Solar geoengineering has been touted as a promising method of ensuring that our planet remains habitable by artificially cooling the climate. However, embarking on such a path could have grave consequences if the process were to be abruptly reversed, a new study finds.
Geoengineering takes many different forms, many of which use radically different principles to achieve the same end goal. Solar geoengineering revolves around the use of aerosols to reflect sunlight back into space. The technique doesn't have a direct impact on carbon in the atmosphere, so it's not a definitive solution to climate change. However, its proponents say that it can reduce temperatures, giving us some extra time to remove more carbon from the atmosphere.
A new study led by Christopher Trisos, an ecologist at the National Socio-environmental Synthesis Center, assesses the risks of taking such an action for a limited period of time. The paper, published in Nature Ecology & Evolution, suggests that the sudden termination of a solar geoengineering program could cause greater harm than climate change itself.
"The study looks into a rapid start and a rapid termination of solar geoengineering, which is probably not the way the world would do it," said Janos Pasztor, executive director of the Carnegie Climate Geoengineering Governance Initiative, speaking to Futurism. "But we live in a not-so-perfect world. Things can happen. I share the implied worry of the authors that there is a plausible scenario that a single country, or a small group of countries, or even a wealthy individual could actually engage in solar geongineering deployment. That could result in exactly this kind of rapid start and rapid stop."
This kind of geoengineering, the study finds, would have a massive impact on regional ecosystems. The researchers compared changes to temperature and precipitation in a scenario where a solar geoengineering project ran from 2020 to 2070 to one where it was not. The former recorded changes to local climates that were between two and four times more dramatic.
This would mean that species would be forced to travel in one direction to maintain a similar level of precipitation, and another to pursue the temperature they are accustomed to. It's thought that areas that are rich in biodiversity, like tropical oceans and the Amazon basin, would be at the greatest risk.

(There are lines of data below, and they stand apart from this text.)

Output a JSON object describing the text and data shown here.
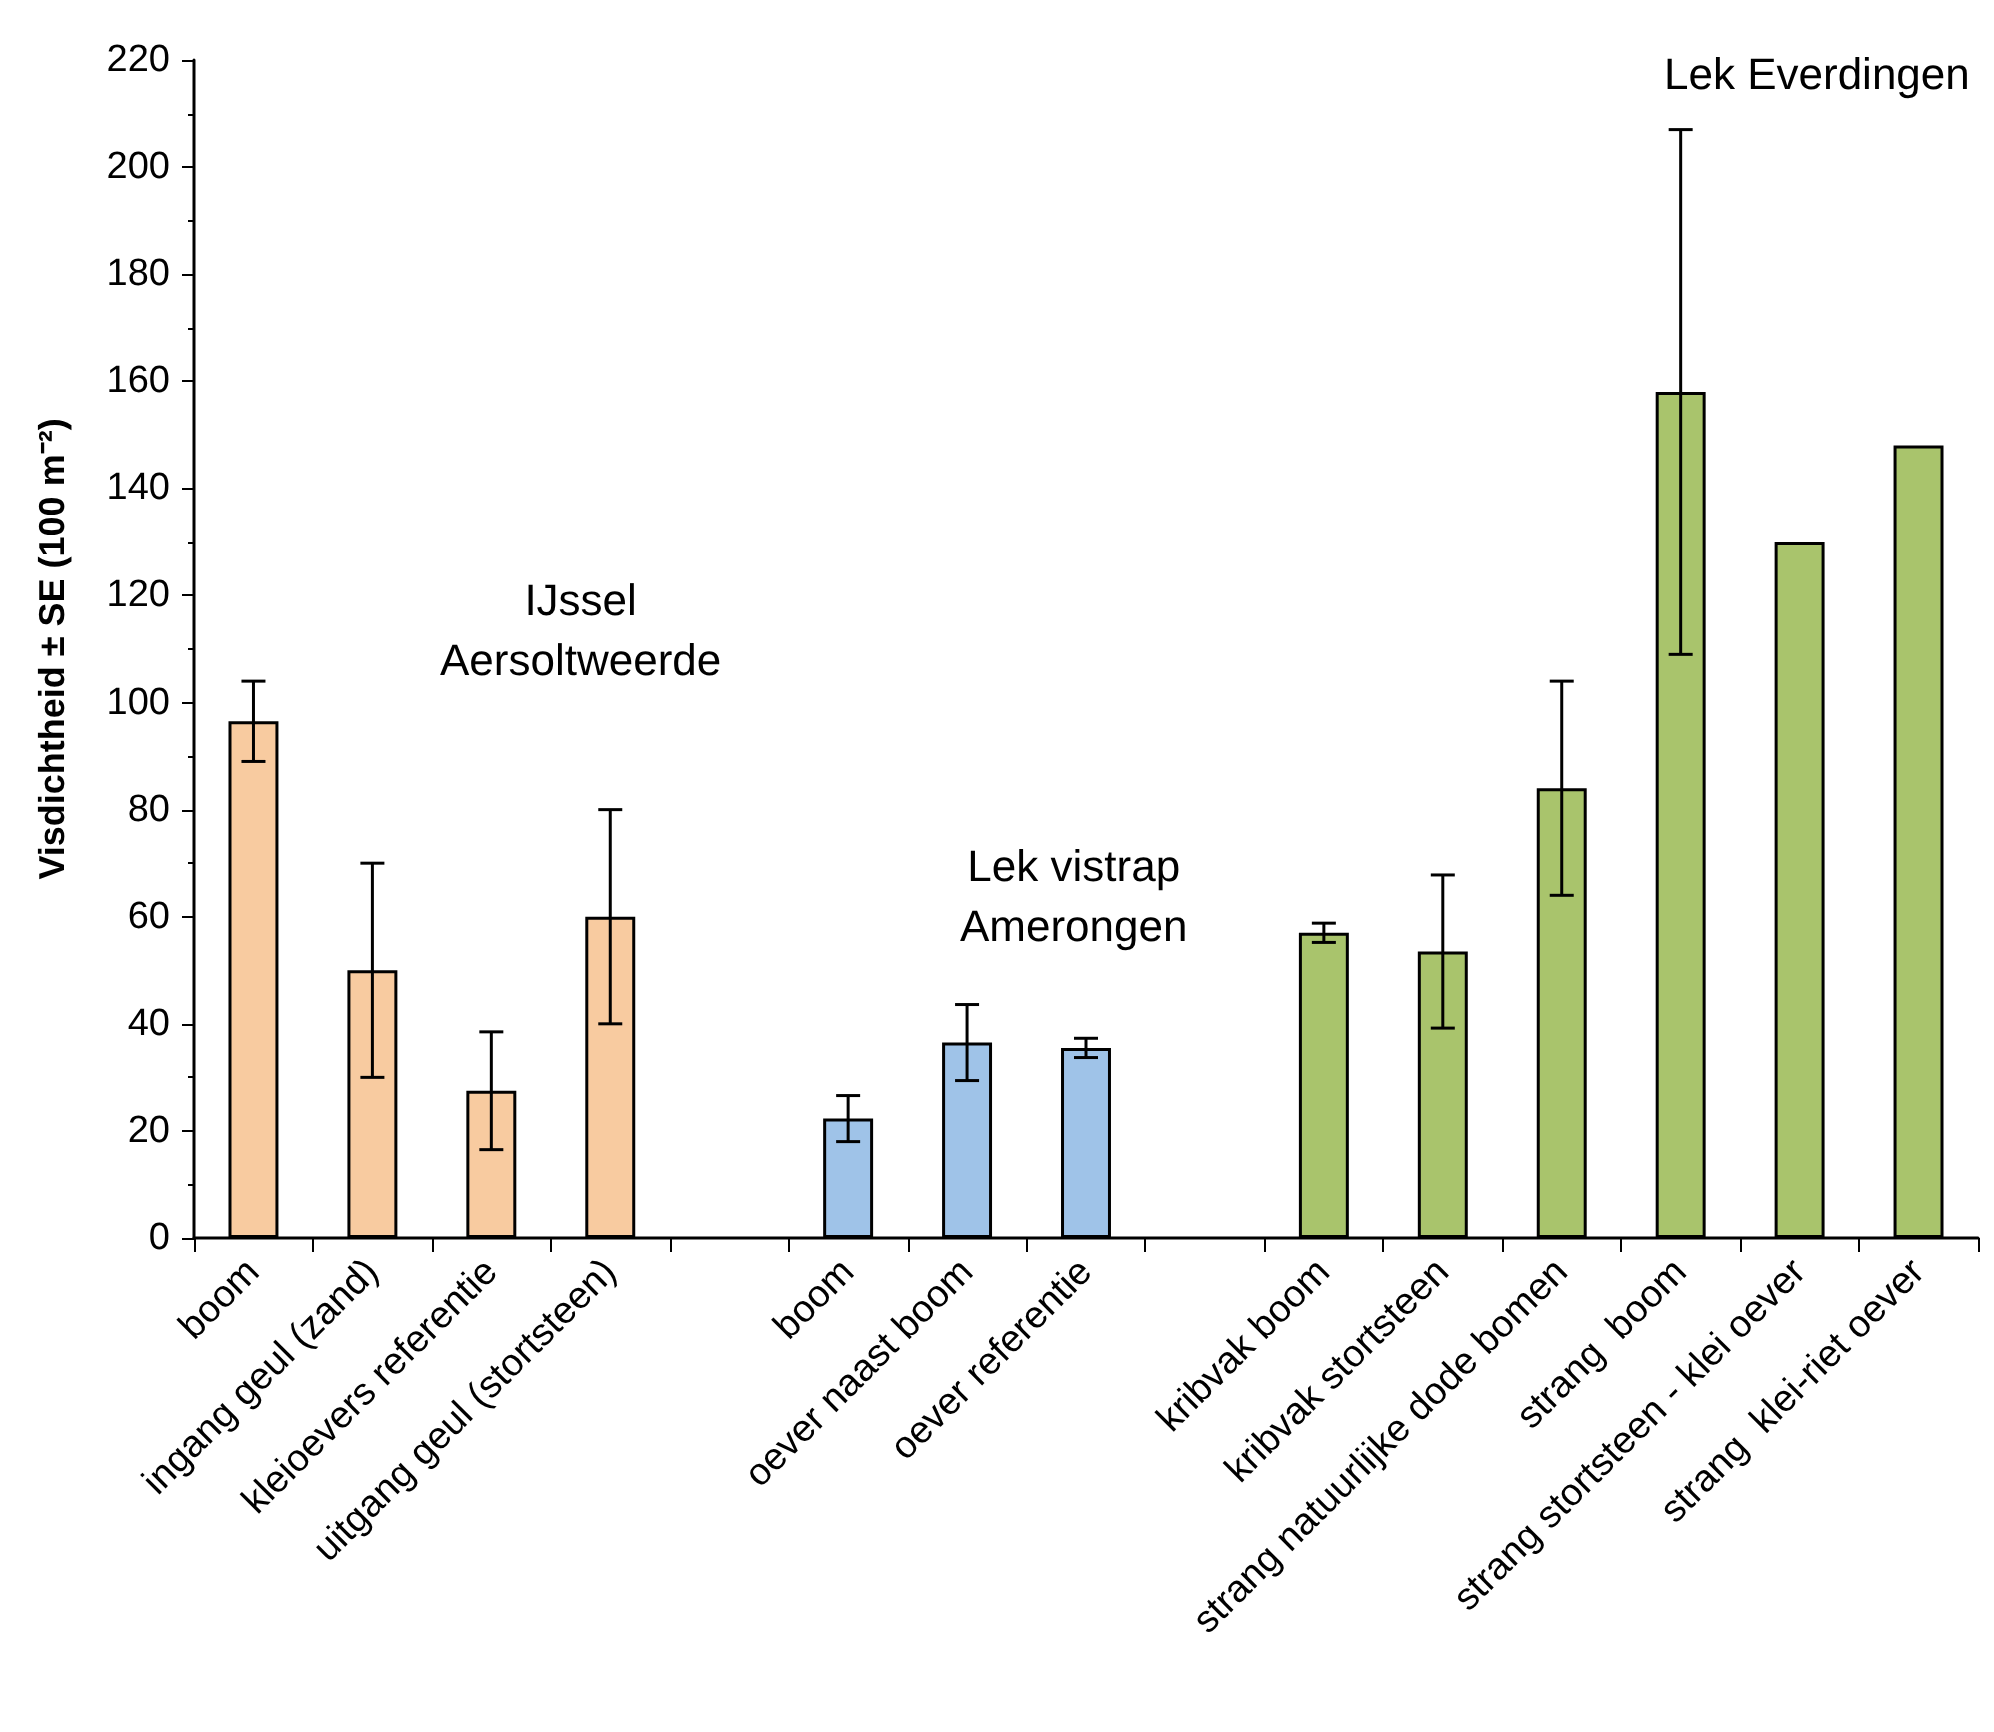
{
  "chart_data": {
    "type": "bar",
    "ylabel": "Visdichtheid ± SE (100 m⁻²)",
    "categories": [
      "boom",
      "ingang geul (zand)",
      "kleioevers referentie",
      "uitgang geul (stortsteen)",
      null,
      "boom",
      "oever naast boom",
      "oever referentie",
      null,
      "kribvak boom",
      "kribvak stortsteen",
      "strang natuurlijke dode bomen",
      "strang  boom",
      "strang stortsteen - klei oever",
      "strang  klei-riet oever"
    ],
    "values": [
      96.5,
      50,
      27.5,
      60,
      null,
      22.3,
      36.5,
      35.5,
      null,
      57,
      53.5,
      84,
      158,
      130,
      148
    ],
    "errors": [
      7.5,
      20,
      11,
      20,
      null,
      4.3,
      7.1,
      1.8,
      null,
      1.8,
      14.3,
      20,
      49,
      null,
      null
    ],
    "colors": [
      "#f8cba0",
      "#f8cba0",
      "#f8cba0",
      "#f8cba0",
      null,
      "#9fc3e8",
      "#9fc3e8",
      "#9fc3e8",
      null,
      "#a9c46c",
      "#a9c46c",
      "#a9c46c",
      "#a9c46c",
      "#a9c46c",
      "#a9c46c"
    ],
    "ylim": [
      0,
      220
    ],
    "yticks": [
      0,
      20,
      40,
      60,
      80,
      100,
      120,
      140,
      160,
      180,
      200,
      220
    ],
    "annotations": [
      "IJssel\nAersoltweerde",
      "Lek vistrap\nAmerongen",
      "Lek Everdingen"
    ]
  }
}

"Certain trees grow in certain temperature zones, certain animals live in certain temperature zones, and so on – that's the normal balance of things. If you change the temperature slowly, some animals can move with the temperature. We've seen some fish move north as the waters become warmer. Some plants can move too, but of course much slower."
Look Before You Leap
The problem with a quick start and a quick termination of a solar geoengineering project is that even if species are able to adjust to the initial changes to their environment, further changes would come just a few decades later.
"Solar radiation management would have to be sustained and increased to offset increased greenhouse gas warming," said Dennis L. Hartmann, a professor in the University of Washington’s department of atmospheric sciences, when he spoke to Futurism in November 2017. "If the solar radiation management is halted for any reason, then a rapid warming would result, with likely catastrophic consequences."
One of the biggest challenges in implementing solar geoengineering is the fact that any project would have to be subject to political proceedings spanning decades. It could only ever come to fruition if there was an international agreement to pursue these changes, at which point an institution would have to be put in place to ensure that it's upheld.
The Carnegie Climate Geoengineering Governance Initiative maintains that further exploration of the risks and benefits, and a shared governance framework are prerequisites for any deployment of solar geoengineering. This is because, they say, the consequences of a rapid deployment are far from the only potential problem.
"This [study] feeds in to exactly what is needed," said Pasztor. "It's just one of many, many issues where we need to know more, but this is clearly in that direction, so I salute this kind of study."